To find the speed of a uniform solid cylinder after rolling down an inclined plane of vertical height \( H \) from rest without sliding, we can use the principles of energy conservation. Here’s a step-by-step solution: ### Step 1: Understand the Energy Conservation Principle When the cylinder rolls down the incline, its potential energy (PE) at the top is converted into kinetic energy (KE) at the bottom. The total mechanical energy is conserved. ### Step 2: Write the Potential Energy The potential energy of the cylinder at the height \( H \) is given by: \[ PE = mgh \] where \( m \) is the mass of the cylinder, \( g \) is the acceleration due to gravity, and \( h \) is the height. ### Step 3: Write the Kinetic Energy The kinetic energy of a rolling object consists of two parts: translational kinetic energy and rotational kinetic energy.
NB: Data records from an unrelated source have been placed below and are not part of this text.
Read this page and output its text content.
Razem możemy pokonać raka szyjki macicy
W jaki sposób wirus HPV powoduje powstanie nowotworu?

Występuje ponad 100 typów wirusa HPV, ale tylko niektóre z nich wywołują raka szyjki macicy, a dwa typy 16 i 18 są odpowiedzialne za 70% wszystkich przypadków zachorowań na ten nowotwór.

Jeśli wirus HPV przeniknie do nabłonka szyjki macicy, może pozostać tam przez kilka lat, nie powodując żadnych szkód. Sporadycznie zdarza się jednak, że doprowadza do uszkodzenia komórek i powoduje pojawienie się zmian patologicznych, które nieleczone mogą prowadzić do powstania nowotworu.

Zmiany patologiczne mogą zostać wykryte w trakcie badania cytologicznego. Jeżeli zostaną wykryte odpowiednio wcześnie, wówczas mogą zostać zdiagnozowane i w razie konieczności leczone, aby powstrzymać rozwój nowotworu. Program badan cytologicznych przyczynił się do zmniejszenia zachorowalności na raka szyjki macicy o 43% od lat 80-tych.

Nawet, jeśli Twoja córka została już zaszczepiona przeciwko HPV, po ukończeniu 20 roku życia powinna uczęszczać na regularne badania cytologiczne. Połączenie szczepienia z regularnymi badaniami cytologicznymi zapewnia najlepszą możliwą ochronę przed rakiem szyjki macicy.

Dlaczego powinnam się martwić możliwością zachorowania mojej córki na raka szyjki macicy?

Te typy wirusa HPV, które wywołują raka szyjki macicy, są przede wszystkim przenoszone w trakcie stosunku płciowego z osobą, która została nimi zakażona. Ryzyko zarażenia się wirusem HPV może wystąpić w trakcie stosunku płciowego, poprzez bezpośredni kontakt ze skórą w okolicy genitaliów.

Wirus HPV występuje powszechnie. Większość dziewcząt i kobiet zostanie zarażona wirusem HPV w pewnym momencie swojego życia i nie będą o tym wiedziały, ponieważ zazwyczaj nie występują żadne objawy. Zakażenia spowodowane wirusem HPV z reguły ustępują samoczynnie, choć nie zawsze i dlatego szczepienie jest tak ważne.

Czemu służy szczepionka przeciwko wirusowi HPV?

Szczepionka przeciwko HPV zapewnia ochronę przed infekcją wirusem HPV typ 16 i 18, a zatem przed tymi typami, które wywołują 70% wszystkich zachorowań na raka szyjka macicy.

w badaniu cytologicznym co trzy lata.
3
For a solid cylinder, the total kinetic energy (KE) is: \[ KE = \frac{1}{2} mv^2 + \frac{1}{2} I \omega^2 \] where \( I \) is the moment of inertia and \( \omega \) is the angular velocity. ### Step 4: Substitute the Moment of Inertia For a solid cylinder, the moment of inertia \( I \) is given by: \[ I = \frac{1}{2} m r^2 \] Since the cylinder rolls without slipping, we have the relation: \[ v = r\omega \implies \omega = \frac{v}{r} \] Now substituting \( \omega \) in the kinetic energy equation: \[ KE = \frac{1}{2} mv^2 + \frac{1}{2} \left(\frac{1}{2} m r^2\right) \left(\frac{v}{r}\right)^2 \] This simplifies to: \[ KE = \frac{1}{2} mv^2 + \frac{1}{4} mv^2 = \frac{3}{4} mv^2 \] ### Step 5: Set Potential Energy Equal to Kinetic Energy According to the conservation of energy: \[ mgh = \frac{3}{4} mv^2 \] We can cancel \( m \) from both sides (assuming \( m \neq 0 \)): \[ gh = \frac{3}{4} v^2 \] ### Step 6: Solve for \( v^2 \) Rearranging the equation gives: \[ v^2 = \frac{4gh}{3} \] ### Step 7: Take the Square Root Taking the square root of both sides to find \( v \): \[ v = \sqrt{\frac{4gh}{3}} \] ### Final Answer Thus, the speed of the uniform solid cylinder after rolling down the inclined plane is: \[ v = \sqrt{\frac{4gh}{3}} \]